Результаты исследования могут использоваться в организации социально-психологической работы по развитию коммуникативного взаимодействия в диаде «врач-больной».
Положения, выносимые на защиту:
1. Коммуникативные установки во взаимодействии врачей различных
медицинских специализаций с больными имеют специфические различия:
для врачей-хирургов характерны нетерпимость к неопределенности, повышенное стремление к статусному росту, авторитарный тип межличностных отношений и авторитарная направленность в общении;
для врачей - терапевтов - стремление к избеганию неудач и повышенное стремление к статусному росту, манипулятивная направленность в общении, эгоистичный и агрессивный типы межличностных отношений;
для врачей - неврологов характерно отсутствие социально-коммуникативной гармоничности, индифферентная направленность в общении; для врачей-неврологов мужского пола характерен авторитарный тип межличностных отношений, для неврологов женского пола -эгоистичный тип.

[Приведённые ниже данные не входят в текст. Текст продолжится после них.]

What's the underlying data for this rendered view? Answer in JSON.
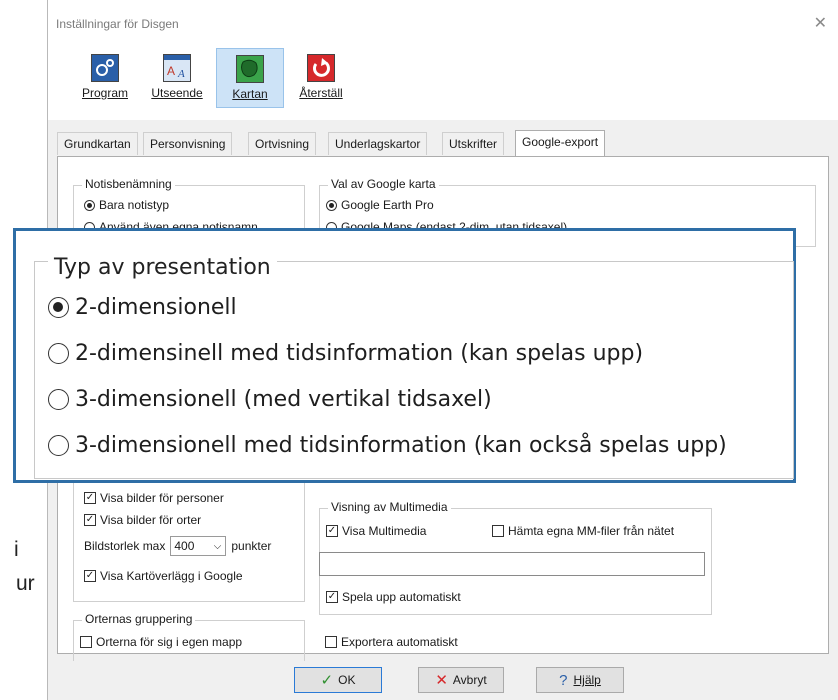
{
  "outside_text": [
    "i",
    "ur"
  ],
  "window": {
    "title": "Inställningar för Disgen",
    "close": "✕"
  },
  "toolbar": [
    {
      "label": "Program",
      "icon": "gears-icon",
      "color": "#2a5fa8"
    },
    {
      "label": "Utseende",
      "icon": "text-style-icon",
      "color": "#d9e6f5"
    },
    {
      "label": "Kartan",
      "icon": "map-icon",
      "color": "#3aa34a",
      "selected": true
    },
    {
      "label": "Återställ",
      "icon": "reset-arrow-icon",
      "color": "#d6282b"
    }
  ],
  "tabs": [
    "Grundkartan",
    "Personvisning",
    "Ortvisning",
    "Underlagskartor",
    "Utskrifter",
    "Google-export"
  ],
  "active_tab": "Google-export",
  "notis": {
    "title": "Notisbenämning",
    "options": [
      {
        "label": "Bara notistyp",
        "selected": true
      },
      {
        "label": "Använd även egna notisnamn",
        "selected": false
      }
    ]
  },
  "karta": {
    "title": "Val av Google karta",
    "options": [
      {
        "label": "Google Earth Pro",
        "selected": true
      },
      {
        "label": "Google Maps (endast 2-dim, utan tidsaxel)",
        "selected": false
      }
    ]
  },
  "bilder": {
    "visa_personer": "Visa bilder för personer",
    "visa_orter": "Visa bilder för orter",
    "storlek_label": "Bildstorlek max",
    "storlek_value": "400",
    "storlek_unit": "punkter",
    "kartoverlagg": "Visa Kartöverlägg i Google"
  },
  "gruppering": {
    "title": "Orternas gruppering",
    "option": "Orterna för sig i egen mapp"
  },
  "multimedia": {
    "title": "Visning av  Multimedia",
    "visa": "Visa Multimedia",
    "hamta": "Hämta egna MM-filer från nätet",
    "spela": "Spela upp  automatiskt",
    "input_value": ""
  },
  "exportera": "Exportera automatiskt",
  "buttons": {
    "ok": "OK",
    "avbryt": "Avbryt",
    "hjalp": "Hjälp",
    "ok_icon": "✓",
    "avbryt_icon": "✕",
    "hjalp_icon": "?"
  },
  "zoom": {
    "title": "Typ av presentation",
    "options": [
      {
        "label": "2-dimensionell",
        "selected": true
      },
      {
        "label": "2-dimensinell med tidsinformation (kan spelas upp)",
        "selected": false
      },
      {
        "label": "3-dimensionell (med vertikal tidsaxel)",
        "selected": false
      },
      {
        "label": "3-dimensionell med tidsinformation (kan också spelas upp)",
        "selected": false
      }
    ]
  },
  "colors": {
    "highlight_border": "#2e6ea6",
    "selected_tool": "#cde3f7"
  }
}
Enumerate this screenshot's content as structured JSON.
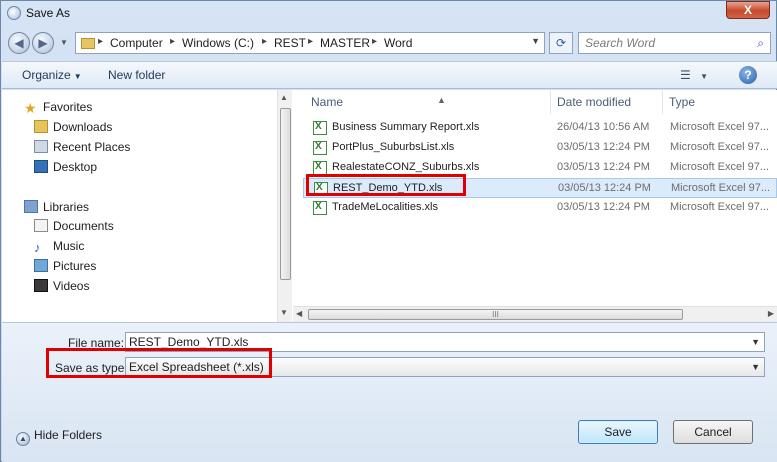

2. Коммуникативные установки врача могут быть изменены с
помощью социально-психологического тренинга, направленного на
овладение навыками конструктивного взаимодействия в диаде «врач-
больной»:
врачи - хирурги в результате выбирают помимо авторитарного типа межличностных отношений и авторитарной направленности в общении диалогическую и манипулятивную направленность в общении;
врачи - терапевты выбирают кроме эгоистичного и агрессивного стилей коммуникативного взаимодействия диалогическую направленность в общении;
- врачи-неврологи выбирают манипулятивную и диалогическую
направленность в общении.
Организация и этапы исследования: Опытно-исследовательской базой исследования явились:
Пензенская областная больница им. Бурденко;
Центральная городская больница № 6 им. Захарьина г. Пензы;
Отделенческая железнодорожная больница г. Пензы;
Центральная районная больница г. Никольска;
Центральная районная больница г. Сердобска;
- Поликлиническое учреждение №1 г. Володарска Нижегородской области;
- Профилакторий «Лесной уголок» г. Володарска Нижегородской области.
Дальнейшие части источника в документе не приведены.